Boston Globe sold for just $70m
The Boston Globe has been sold by The New York Times for just $70m, a fraction of the $1.1bn it paid for the newspaper two decades ago.
The Boston Globe has been sold to John W Henry, who owns the Boston Red Sox baseball team and Liverpool Football Club.
The Boston Globe, which has been publishing for 141 years, like many major newspaper worldwide has been seriously affected by steep falls in advertising revenue and poor circulation figures.
The Internet has completely changed how people access news. Apart from much fiercer and wider competition today online, a growing number of people see no need to read news on printed paper anymore.

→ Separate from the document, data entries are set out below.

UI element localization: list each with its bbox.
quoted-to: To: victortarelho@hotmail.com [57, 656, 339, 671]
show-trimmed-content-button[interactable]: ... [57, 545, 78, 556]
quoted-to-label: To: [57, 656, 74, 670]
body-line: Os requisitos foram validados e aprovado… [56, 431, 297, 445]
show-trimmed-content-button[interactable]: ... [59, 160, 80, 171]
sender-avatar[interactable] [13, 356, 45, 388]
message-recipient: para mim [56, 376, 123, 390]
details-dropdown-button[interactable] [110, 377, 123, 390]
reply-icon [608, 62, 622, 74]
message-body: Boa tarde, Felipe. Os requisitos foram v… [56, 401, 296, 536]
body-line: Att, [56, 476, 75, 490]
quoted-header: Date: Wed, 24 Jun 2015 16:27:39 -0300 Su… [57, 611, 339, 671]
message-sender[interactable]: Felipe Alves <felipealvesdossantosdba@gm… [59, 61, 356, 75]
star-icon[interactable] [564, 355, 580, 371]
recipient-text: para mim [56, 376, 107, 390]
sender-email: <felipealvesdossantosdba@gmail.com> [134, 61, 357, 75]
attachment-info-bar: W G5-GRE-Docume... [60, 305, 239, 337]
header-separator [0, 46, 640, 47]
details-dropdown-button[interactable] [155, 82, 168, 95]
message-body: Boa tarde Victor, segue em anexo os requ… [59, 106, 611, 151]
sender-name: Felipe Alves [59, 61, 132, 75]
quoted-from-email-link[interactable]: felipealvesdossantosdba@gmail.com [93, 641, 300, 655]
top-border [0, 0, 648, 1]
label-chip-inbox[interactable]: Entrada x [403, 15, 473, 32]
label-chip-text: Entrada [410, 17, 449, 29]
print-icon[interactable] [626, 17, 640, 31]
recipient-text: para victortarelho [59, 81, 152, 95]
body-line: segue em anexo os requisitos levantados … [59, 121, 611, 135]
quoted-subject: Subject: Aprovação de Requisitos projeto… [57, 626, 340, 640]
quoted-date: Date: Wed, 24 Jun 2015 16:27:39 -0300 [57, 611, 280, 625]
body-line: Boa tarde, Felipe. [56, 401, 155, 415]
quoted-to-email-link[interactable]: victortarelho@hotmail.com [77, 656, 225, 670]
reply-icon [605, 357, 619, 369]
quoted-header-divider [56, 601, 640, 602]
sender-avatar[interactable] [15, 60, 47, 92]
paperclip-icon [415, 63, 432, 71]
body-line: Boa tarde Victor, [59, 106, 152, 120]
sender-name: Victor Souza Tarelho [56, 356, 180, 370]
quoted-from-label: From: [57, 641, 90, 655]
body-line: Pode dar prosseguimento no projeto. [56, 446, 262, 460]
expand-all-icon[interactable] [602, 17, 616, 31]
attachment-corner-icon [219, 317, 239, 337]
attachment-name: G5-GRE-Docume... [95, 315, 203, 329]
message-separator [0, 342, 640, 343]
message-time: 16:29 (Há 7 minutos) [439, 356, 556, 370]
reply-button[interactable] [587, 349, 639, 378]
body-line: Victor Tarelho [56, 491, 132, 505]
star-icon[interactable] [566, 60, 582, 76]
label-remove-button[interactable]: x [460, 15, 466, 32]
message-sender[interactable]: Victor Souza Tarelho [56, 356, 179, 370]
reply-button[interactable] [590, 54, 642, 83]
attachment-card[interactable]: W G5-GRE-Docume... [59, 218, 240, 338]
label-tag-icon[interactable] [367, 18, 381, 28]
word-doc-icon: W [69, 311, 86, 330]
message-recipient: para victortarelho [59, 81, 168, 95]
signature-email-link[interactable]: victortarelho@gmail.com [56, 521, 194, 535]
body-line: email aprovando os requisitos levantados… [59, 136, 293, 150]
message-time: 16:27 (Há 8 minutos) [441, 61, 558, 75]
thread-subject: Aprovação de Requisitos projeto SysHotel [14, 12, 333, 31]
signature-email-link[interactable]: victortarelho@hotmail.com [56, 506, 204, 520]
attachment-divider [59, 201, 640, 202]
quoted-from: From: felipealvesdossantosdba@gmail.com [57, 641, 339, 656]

The Internet’s main advantage, apart from providing convenience and choice, is its ability to report on events as soon as they occur.
This is something printed newspapers are unable to do – my printed newspaper today has yesterday’s news, or at best with the evening editions, news that is already a few hours old.
The Globe had a weekday circulation of 506,996 in 1993. This fell to 245,572 in 2013.
In a public statement, Mr. Henry, 63, said:
“The Boston Globe’s award-winning journalism as well as its rich history and tradition of excellence have established it as one of the most well-respected media companies in the country. This is a thriving, dynamic region that needs a strong, sustainable Boston Globe playing an integral role in the community’s long-term future. In coming days there will be announcements concerning those joining me in this community commitment and effort.”
The $70m deal includes the sale to Mr Henry of the following companies The New York Times Company owns in New England:
- The Boston Globe
- The Worcester Telegram & Gazette
- Globe Direct (a direct mail marketing company)
- A 49% stake in Metro Boston, a free daily newspaper
Mr Henry is purchasing the media group through his acquisition company, without partners.
According to The New York Times, Mr. Henry will not assume The Globe’s pension liabilities.
The Boston Globe described Mr. Henry as a “personally shy businessman with a history of bold bets”.